Ketamine Buzz – Miracle Drug or Snake Oil?
An estimated 16.1 million adults in the United States have suffered from severe depression in the past year. This number represented 6.7% of all U.S. adults.[i] Sadly, a third of those who seek treatment find existing antidepressants ineffective.[ii] This means that millions suffer through their emotional pain without much hope or viable options. Some doctors and patients, however, are pinning their hopes on a new use for an old drug to treat severe and “treatment-resistant” depression – ketamine.
Ketamine is a drug that has long been used as an anesthetic. Administered to patients with acute pain ̶ such as for surgery ̶ and to severe burn victims. Ketamine is also known as the street drug Special K which, in large doses, can cause hallucinations and out-of-body experiences. However, recent research shows promise for the use of low-dose infusions of ketamine to rapidly reduce and even eliminate symptoms of depression, including suicidal thinking. Additionally, data exists demonstrating the benefits of ketamine in post-traumatic stress disorder (PTSD) as well as obsessive compulsive disorder (OCD). However, improvements in these conditions tend to be short-lived with single infusions.[iii] The long-term effects of its use, however, are not well known. If you or someone close to you is suffering from severe treatment-resistant depression or OCD, please continue reading to learn more about ketamine as a potential option.
How is Ketamine Different?
Ketamine is fast acting. Patients who have taken the drug after a long trial with standard antidepressants have experienced relief within a few to 24 hours. One of the primary concerns with conventional medications to treat depression is that they can take several weeks or more to deliver relief. Patients may end up spending years working with their doctors to identify a medication that works for them ̶ an incredibly frustrating experience for both patients and clinicians.
Another key differentiator is that ketamine works on a different neurotransmitter system in the brain. Many of you have heard of serotonin, norepinephrine, and dopamine regulation with medications such as Prozac® and Effexor®; ketamine is different because it works on the neurotransmitter glutamate. Ketamine inhibits NMDA receptors that regulate glutamate.[iv] Scientists know that normal functioning of the glutamate system plays a vital role in learning, memory and brain development; and that excessive amounts of glutamate are “toxic” to brain cells and the synapses that connect them, resulting in symptoms of severe depression.[v]

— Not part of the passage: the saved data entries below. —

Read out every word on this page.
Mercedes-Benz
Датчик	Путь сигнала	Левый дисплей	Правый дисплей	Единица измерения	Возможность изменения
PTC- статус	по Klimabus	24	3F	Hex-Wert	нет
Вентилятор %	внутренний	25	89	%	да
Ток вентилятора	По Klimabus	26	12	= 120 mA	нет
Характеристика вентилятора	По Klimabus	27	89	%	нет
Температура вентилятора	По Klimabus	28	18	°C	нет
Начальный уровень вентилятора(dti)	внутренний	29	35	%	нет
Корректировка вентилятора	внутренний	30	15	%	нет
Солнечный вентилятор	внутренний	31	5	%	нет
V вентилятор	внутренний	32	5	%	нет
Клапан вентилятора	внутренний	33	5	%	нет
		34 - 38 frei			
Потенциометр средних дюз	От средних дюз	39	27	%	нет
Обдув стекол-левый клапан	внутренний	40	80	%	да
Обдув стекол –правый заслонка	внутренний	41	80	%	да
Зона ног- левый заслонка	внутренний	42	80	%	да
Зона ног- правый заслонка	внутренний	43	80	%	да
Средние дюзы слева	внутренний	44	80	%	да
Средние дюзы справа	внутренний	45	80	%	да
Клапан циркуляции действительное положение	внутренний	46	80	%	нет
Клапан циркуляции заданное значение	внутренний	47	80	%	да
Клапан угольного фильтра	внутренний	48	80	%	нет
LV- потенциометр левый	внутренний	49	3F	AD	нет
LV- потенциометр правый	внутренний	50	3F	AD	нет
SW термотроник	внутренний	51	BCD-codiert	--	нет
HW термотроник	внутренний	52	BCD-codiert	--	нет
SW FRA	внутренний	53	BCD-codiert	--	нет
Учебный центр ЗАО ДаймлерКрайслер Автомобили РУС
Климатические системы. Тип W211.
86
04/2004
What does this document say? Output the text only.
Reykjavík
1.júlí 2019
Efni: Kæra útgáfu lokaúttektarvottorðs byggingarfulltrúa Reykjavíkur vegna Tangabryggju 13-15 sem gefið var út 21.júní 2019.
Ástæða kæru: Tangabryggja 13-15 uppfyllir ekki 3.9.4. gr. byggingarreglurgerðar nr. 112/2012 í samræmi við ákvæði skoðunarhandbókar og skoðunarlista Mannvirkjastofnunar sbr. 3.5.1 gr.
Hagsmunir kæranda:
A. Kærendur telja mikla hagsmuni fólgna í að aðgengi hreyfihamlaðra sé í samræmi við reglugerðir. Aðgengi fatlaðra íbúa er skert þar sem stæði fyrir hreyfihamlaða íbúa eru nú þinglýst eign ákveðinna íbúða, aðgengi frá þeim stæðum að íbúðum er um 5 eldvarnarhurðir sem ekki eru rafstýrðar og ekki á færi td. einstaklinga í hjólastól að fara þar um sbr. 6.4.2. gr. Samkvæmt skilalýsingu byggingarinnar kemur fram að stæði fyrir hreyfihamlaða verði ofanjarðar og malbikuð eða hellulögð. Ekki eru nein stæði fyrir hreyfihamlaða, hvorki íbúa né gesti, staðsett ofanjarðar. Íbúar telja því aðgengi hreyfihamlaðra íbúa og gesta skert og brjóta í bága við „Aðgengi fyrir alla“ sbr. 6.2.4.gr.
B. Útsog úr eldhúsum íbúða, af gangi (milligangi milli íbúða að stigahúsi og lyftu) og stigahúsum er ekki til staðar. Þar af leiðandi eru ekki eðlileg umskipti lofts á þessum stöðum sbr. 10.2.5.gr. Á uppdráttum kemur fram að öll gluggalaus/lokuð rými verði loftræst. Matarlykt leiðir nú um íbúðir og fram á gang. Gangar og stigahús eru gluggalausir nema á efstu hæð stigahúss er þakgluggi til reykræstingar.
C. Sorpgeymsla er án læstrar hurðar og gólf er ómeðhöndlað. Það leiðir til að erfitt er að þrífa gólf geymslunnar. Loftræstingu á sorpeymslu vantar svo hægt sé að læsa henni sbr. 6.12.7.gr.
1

Further Research is Needed
Ketamine has not been studied in long-term trials for safety and effectiveness, and is not approved by the Food and Drug Administration (FDA) for the treatment of depression, PTSD or OCD. When doctors prescribe ketamine it is “off label” and usually after exhausting all other options. Yet, just last month, the American Psychiatric Association released a consensus statement acknowledging that the drug could be considered a breakthrough treatment for severe depression. The statement authors write that current research establishes that ketamine therapy is a “rapid and robust, albeit transient” response for severe clinical depression.[vi] By transient they mean that the effects are short-lived, requiring multiple continuing infusions over time, perhaps indefinitely.
With regard to side effects, these have not been studied over the long-term either. Clinicians have found that bladder problems and cognitive deficits have been reported among long-term ketamine abusers ̶ yet, none of these effects have been observed in low-dose clinical trials.[vii] In addition to depression, the drug is being studied for its effectiveness in treating OCD and PTSD as mentioned earlier, but also extreme anxiety and Rett syndrome (a rare developmental disorder on the autism spectrum).
A Future For Ketamine in Psychiatric Medicine
A growing number of psychiatrists as well as the general public are becoming aware of the novel benefits of ketamine. Some experts are calling ketamine “the most significant advance in mental health in more than half a century.”[viii] Ketamine clinics are popping up in small numbers nationwide. Advocates explain that when nothing in your medical bag works, then it’s almost unethical not to try ketamine. A more balanced view is presented in the article, “Ketamine for depression: evidence, challenges and promise” published by the World Psychiatric Society.[ix] The drug offers hope for the most severe and complicated mood disorders that baffle psychiatrists today. A deeper look into the research and discussions with your psychiatrist may be warranted if you want to consider the risks and benefits of ketamine for persistent and severe depression, OCD and PTSD.